Leakage and Diffusion Characteristics of Underground Hydrogen Pipeline
Abstract
Soil corrosion and hydrogen embrittlement are the main factors of hydrogen pipeline failure. The gas escapes, diffuses and accumulating in the soil and entering the atmosphere when leak occurs. The mechanism of gas diffusion in buried pipelines is very complicated. Mastering the evolution law of hydrogen leakage diffusion is conducive to quickly locating the leakage point and reducing the loss. The leakage model of the underground hydrogen pipeline is established in this paper. Effect of leakage hole, soil type, pipeline pressure, pipeline diameter on hydrogen leakage diffusion were investigated. The results show that when the hydrogen pipeline leaks, the hydrogen concentration increases with the increase of leakage time, showing a symmetrical distribution trend.
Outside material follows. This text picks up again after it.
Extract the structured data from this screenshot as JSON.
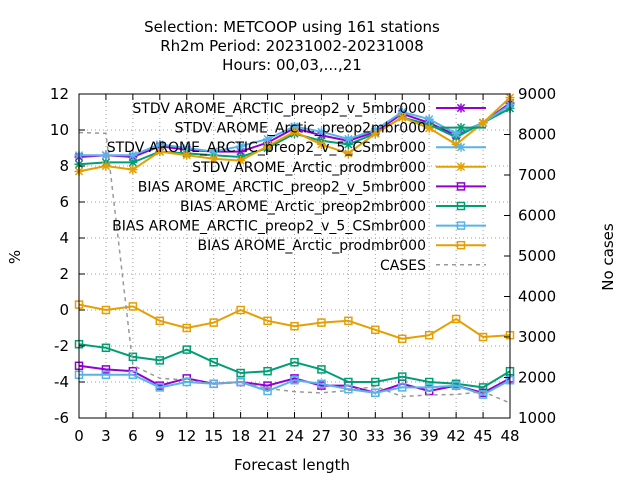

With the pipeline pressure increase, hydrogen leakage speed is accelerated, and longitudinal diffusion gradually becomes the dominant direction. With the leakage diameter increases, hydrogen leakage per unit of time increases sharply. Hydrogen diffuses more easily in sandy soil, and diffusion speed, concentration, and range are higher than that in clay soil. The research content provides a reference and basis for the detection and evaluation of buried hydrogen pipeline leakage.